Total: 64. That’s significantly more than in any year since I started tracking. Thanks, pandemic??? (Past lists linked to here.)
- Kindred by Octavia Butler: knocked me on my butt and kept me completely horrified and obsessed through early fall as I drove to physical therapy.
- Life After Life by Kate Atkinson: I’m always interested in speculative fiction that explores what our lives mean and how changes in their trajectory might affect the wider world (My Other Children is another good one) and yet I couldn’t get through the bleak sequel to this at all.
- These Nameless Things by Shawn Smucker: a fascinating contemporary companion to The Inferno and The Great Divorce.
- The Glass Hotel by Emily St. John Mandel: I’ve liked everything I’ve read by her (Station Eleven and The Lola Quartet so far); the nuanced characters with haunting backstories, the unexpected overlaps, and the events and characters that resist overlaps. I don’t always know why she’s doing what she’s doing, but I’m along for the ride.
- Drawn To Nature: Through the Journals of Clare Walker Leslie: completely inspirational without being intimidating. Should be required Charlotte Mason reading — teaches how to keep a nature journal in a very casual, approachable way.
- The Unsettling of America: Culture and Agriculture by Wendell Berry: read to me in the dulcet tones of Ron Swanson, no less. Seriously, though, 2020 was the time to really think about the disservices our global, consumerist economy has rendered and consider how we might build a more robust and loving local community.

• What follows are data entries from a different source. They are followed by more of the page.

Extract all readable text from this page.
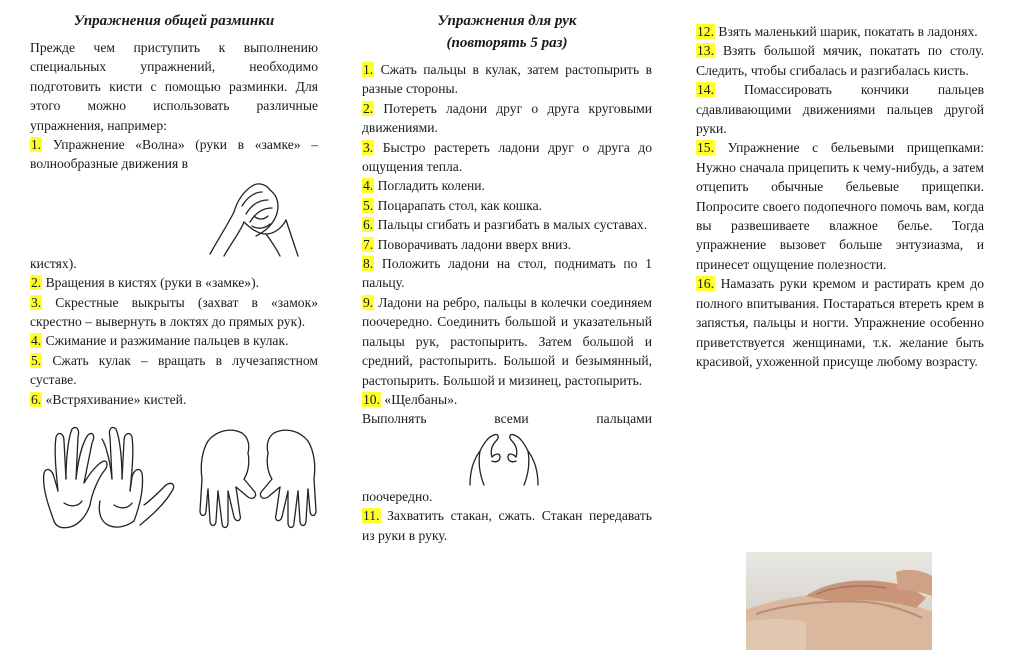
Упражнения общей разминки

Прежде чем приступить к выполнению специальных упражнений, необходимо подготовить кисти с помощью разминки. Для этого можно использовать различные упражнения, например:

1. Упражнение «Волна» (руки в «замке» – волнообразные движения в

кистях).

2. Вращения в кистях (руки в «замке»).

3. Скрестные выкрыты (захват в «замок» скрестно – вывернуть в локтях до прямых рук).

4. Сжимание и разжимание пальцев в кулак.

5. Сжать кулак – вращать в лучезапястном суставе.

6. «Встряхивание» кистей.

Упражнения для рук
(повторять 5 раз)

1. Сжать пальцы в кулак, затем растопырить в разные стороны.

2. Потереть ладони друг о друга круговыми движениями.

3. Быстро растереть ладони друг о друга до ощущения тепла.

4. Погладить колени.

5. Поцарапать стол, как кошка.

6. Пальцы сгибать и разгибать в малых суставах.

7. Поворачивать ладони вверх вниз.

8. Положить ладони на стол, поднимать по 1 пальцу.

9. Ладони на ребро, пальцы в колечки соединяем поочередно. Соединить большой и указательный пальцы рук, растопырить. Затем большой и средний, растопырить. Большой и безымянный, растопырить. Большой и мизинец, растопырить.

10. «Щелбаны».

Выполнять всеми пальцами

поочередно.

11. Захватить стакан, сжать. Стакан передавать из руки в руку.

12. Взять маленький шарик, покатать в ладонях.

13. Взять большой мячик, покатать по столу. Следить, чтобы сгибалась и разгибалась кисть.

14. Помассировать кончики пальцев сдавливающими движениями пальцев другой руки.

15. Упражнение с бельевыми прищепками: Нужно сначала прицепить к чему-нибудь, а затем отцепить обычные бельевые прищепки. Попросите своего подопечного помочь вам, когда вы развешиваете влажное белье. Тогда упражнение вызовет больше энтузиазма, и принесет ощущение полезности.

16. Намазать руки кремом и растирать крем до полного впитывания. Постараться втереть крем в запястья, пальцы и ногти. Упражнение особенно приветствуется женщинами, т.к. желание быть красивой, ухоженной присуще любому возрасту.
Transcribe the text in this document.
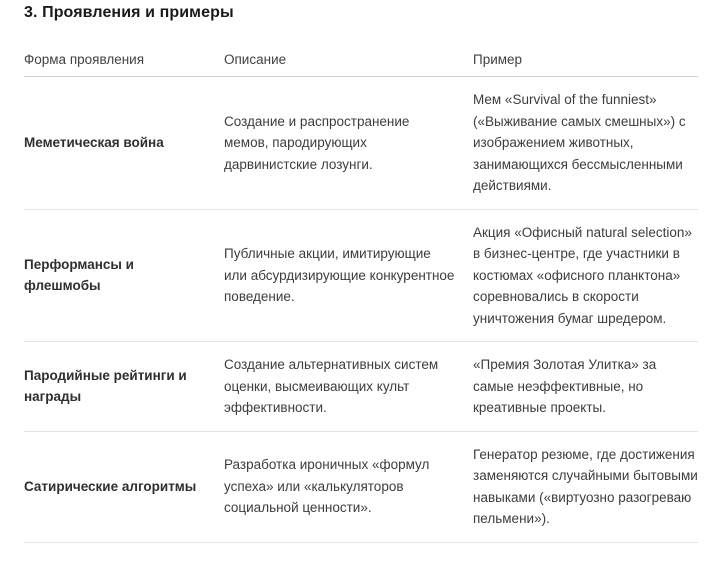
3. Проявления и примеры
Форма проявления	Описание	Пример
Меметическая война	Создание и распространение мемов, пародирующих дарвинистские лозунги.	Мем «Survival of the funniest» («Выживание самых смешных») с изображением животных, занимающихся бессмысленными действиями.
Перформансы и флешмобы	Публичные акции, имитирующие или абсурдизирующие конкурентное поведение.	Акция «Офисный natural selection» в бизнес-центре, где участники в костюмах «офисного планктона» соревновались в скорости уничтожения бумаг шредером.
Пародийные рейтинги и награды	Создание альтернативных систем оценки, высмеивающих культ эффективности.	«Премия Золотая Улитка» за самые неэффективные, но креативные проекты.
Сатирические алгоритмы	Разработка ироничных «формул успеха» или «калькуляторов социальной ценности».	Генератор резюме, где достижения заменяются случайными бытовыми навыками («виртуозно разогреваю пельмени»).
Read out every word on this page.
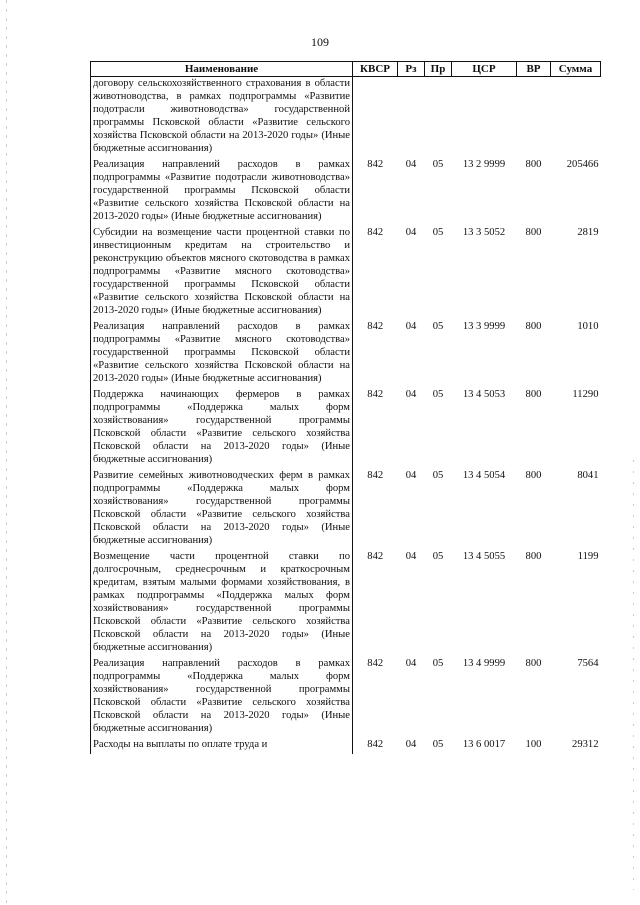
109
Наименование	КВСР	Рз	Пр	ЦСР	ВР	Сумма
договору сельскохозяйственного страхования в области животноводства, в рамках подпрограммы «Развитие подотрасли животноводства» государственной программы Псковской области «Развитие сельского хозяйства Псковской области на 2013-2020 годы» (Иные бюджетные ассигнования)						
Реализация направлений расходов в рамках подпрограммы «Развитие подотрасли животноводства» государственной программы Псковской области «Развитие сельского хозяйства Псковской области на 2013-2020 годы» (Иные бюджетные ассигнования)	842	04	05	13 2 9999	800	205466
Субсидии на возмещение части процентной ставки по инвестиционным кредитам на строительство и реконструкцию объектов мясного скотоводства в рамках подпрограммы «Развитие мясного скотоводства» государственной программы Псковской области «Развитие сельского хозяйства Псковской области на 2013-2020 годы» (Иные бюджетные ассигнования)	842	04	05	13 3 5052	800	2819
Реализация направлений расходов в рамках подпрограммы «Развитие мясного скотоводства» государственной программы Псковской области «Развитие сельского хозяйства Псковской области на 2013-2020 годы» (Иные бюджетные ассигнования)	842	04	05	13 3 9999	800	1010
Поддержка начинающих фермеров в рамках подпрограммы «Поддержка малых форм хозяйствования» государственной программы Псковской области «Развитие сельского хозяйства Псковской области на 2013-2020 годы» (Иные бюджетные ассигнования)	842	04	05	13 4 5053	800	11290
Развитие семейных животноводческих ферм в рамках подпрограммы «Поддержка малых форм хозяйствования» государственной программы Псковской области «Развитие сельского хозяйства Псковской области на 2013-2020 годы» (Иные бюджетные ассигнования)	842	04	05	13 4 5054	800	8041
Возмещение части процентной ставки по долгосрочным, среднесрочным и краткосрочным кредитам, взятым малыми формами хозяйствования, в рамках подпрограммы «Поддержка малых форм хозяйствования» государственной программы Псковской области «Развитие сельского хозяйства Псковской области на 2013-2020 годы» (Иные бюджетные ассигнования)	842	04	05	13 4 5055	800	1199
Реализация направлений расходов в рамках подпрограммы «Поддержка малых форм хозяйствования» государственной программы Псковской области «Развитие сельского хозяйства Псковской области на 2013-2020 годы» (Иные бюджетные ассигнования)	842	04	05	13 4 9999	800	7564
Расходы на выплаты по оплате труда и	842	04	05	13 6 0017	100	29312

- A Mother’s Ordeal: One Woman’s Fight Against China’s One-Child Policy by Steven W. Mosher: fascinating and horrifying. I can’t believe I read this in the aftermath of the miscarriage, but it helped reinforce the tragedy of any life lost, somehow, and completely pulled me out of myself when I desperately needed it.
- Four Seasons in Rome: On Twins, Insomnia, and the Biggest Funeral in the History of the World by Anthony Doerr (of All the Light We Cannot See fame): just eclectic and beautiful and uncategorizable.
Notes & Trends:
- % digital (audiobook/ebook): about 55%, across platforms: Librivox, Scribd (audiobook and ebook), Libby (audiobook and ebook).
- % reread: 24% I re-read most of Jane Austen this year, which makes sense — comfort and wisdom and escape all rolled into one. Some Anne, no Harry.
What were your reading habits like in 2020? Did you find yourself unable to focus in the face of the headlines, or diving into more books than ever?